Die Bannelinge is based on three classical Greek plays, namely Antigone, Oedipus Rex and Oedipus at Colonus. Each of the characters in Die Bannelinge is based on one of the characters featured in these Theban plays. Antigone is the daughter of Oedipus, and she must leave the body of her dead brother unburied and condemn his soul to eternal damnation, or she must die for committing treason.

When asked about his inspiration for Die Bannelinge, Snyman states that Greek mythology is the basis of Greek tragedies. But in South Africa, much of the population suffers from a South African tragedy, namely being victims of crime and poverty. “What is the myth we [as South Africans] base our tragedy on?” he says.

The play is predominantly centered around the issue of who owns the land. Lena (Zanne Soloman) is the domestic worker of Ani (Madelé Vermaak), Reon (Tristan Jacobs), Jo (Zanne Soloman), Nic (Tristan Jacobs), Teo (Ignus Vermaak) and Mnr “O” (Shaun Acker). The family Lena works for now has control over the land that is rightfully and originally hers. She cannot, however, make a claim on this land, as it will pass on to the children of Mnr “O” after his death. Lena then moves to claim back the land for herself and her mentally disabled son, Benjamin (Rowan Roux).

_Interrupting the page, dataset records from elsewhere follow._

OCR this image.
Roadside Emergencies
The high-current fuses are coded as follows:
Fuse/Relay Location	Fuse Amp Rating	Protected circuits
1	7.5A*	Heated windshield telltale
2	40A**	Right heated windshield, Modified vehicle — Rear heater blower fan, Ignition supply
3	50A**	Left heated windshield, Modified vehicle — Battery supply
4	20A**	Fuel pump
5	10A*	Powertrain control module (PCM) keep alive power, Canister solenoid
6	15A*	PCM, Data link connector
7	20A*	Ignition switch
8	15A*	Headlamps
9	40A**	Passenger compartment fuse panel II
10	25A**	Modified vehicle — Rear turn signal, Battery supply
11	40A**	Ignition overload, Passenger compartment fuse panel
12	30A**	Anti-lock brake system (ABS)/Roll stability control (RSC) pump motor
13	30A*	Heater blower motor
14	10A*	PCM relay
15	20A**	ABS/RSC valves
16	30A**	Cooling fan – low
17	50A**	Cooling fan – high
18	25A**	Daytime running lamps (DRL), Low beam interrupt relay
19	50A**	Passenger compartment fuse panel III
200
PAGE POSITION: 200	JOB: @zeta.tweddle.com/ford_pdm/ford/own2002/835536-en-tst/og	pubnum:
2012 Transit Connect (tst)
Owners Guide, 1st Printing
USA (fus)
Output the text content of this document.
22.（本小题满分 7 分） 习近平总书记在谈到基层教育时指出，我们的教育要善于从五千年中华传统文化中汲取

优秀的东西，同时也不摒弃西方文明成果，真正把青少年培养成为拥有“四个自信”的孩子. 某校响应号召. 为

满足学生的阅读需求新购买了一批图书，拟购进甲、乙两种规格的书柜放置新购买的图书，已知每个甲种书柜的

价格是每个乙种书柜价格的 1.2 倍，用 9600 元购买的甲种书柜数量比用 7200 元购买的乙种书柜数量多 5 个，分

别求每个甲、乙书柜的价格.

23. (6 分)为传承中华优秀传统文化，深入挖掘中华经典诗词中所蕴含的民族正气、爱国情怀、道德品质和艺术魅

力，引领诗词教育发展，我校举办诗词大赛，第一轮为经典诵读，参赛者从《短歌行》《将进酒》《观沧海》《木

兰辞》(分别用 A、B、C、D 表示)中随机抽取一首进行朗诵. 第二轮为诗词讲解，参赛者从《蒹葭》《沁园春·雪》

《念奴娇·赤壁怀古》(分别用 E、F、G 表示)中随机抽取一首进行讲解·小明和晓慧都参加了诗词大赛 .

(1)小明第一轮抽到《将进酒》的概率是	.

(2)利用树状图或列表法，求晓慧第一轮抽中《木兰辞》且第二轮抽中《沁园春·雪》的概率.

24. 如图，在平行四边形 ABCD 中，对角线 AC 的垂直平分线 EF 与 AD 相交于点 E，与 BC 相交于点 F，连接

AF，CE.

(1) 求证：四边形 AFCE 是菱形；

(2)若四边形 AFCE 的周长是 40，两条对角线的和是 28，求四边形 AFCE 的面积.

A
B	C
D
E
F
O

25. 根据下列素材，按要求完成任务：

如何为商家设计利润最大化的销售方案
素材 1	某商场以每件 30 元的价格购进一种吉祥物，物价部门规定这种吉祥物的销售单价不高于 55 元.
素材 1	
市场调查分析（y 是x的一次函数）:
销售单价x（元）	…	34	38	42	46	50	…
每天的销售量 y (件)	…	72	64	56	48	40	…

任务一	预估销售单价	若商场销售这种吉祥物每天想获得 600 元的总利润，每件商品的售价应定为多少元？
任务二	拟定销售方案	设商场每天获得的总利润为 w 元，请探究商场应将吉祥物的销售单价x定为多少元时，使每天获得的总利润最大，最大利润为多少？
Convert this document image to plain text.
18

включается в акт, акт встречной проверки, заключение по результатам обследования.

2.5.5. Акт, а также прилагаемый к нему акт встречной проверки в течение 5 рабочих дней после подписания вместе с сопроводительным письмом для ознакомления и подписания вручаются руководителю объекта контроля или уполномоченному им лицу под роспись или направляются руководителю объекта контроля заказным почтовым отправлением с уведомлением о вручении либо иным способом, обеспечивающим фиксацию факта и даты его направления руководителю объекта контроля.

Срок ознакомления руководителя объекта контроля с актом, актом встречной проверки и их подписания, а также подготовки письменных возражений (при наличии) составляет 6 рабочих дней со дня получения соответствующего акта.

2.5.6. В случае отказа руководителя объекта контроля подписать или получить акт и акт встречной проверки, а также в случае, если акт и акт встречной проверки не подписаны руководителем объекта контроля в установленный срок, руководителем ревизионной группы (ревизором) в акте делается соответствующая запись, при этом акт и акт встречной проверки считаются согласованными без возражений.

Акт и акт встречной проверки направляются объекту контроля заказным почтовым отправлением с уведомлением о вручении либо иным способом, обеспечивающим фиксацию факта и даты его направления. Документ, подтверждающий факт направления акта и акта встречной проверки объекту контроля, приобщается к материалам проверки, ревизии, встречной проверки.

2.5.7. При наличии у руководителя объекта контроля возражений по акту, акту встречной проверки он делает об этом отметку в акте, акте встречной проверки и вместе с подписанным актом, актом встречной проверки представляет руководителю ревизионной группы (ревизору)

The play makes use of very visually disturbing aspects and a lot of violence of stage is used. The raw emotion the audience sees the characters experience is definitely a tribute to Gehring and her cast. Gehring admits that producing “an Afrikaans piece at an English University was a challenge”. She wished to delve into whether the ideals of having the “integrated and harmonious company of a multi-cultural community” are actually carried out by South Africans.

Despite the challenge, Gehring and her cast went on to win an award for best production at the KNKK and went on to show that having an integration of cultures at Rhodes University really goes a long way.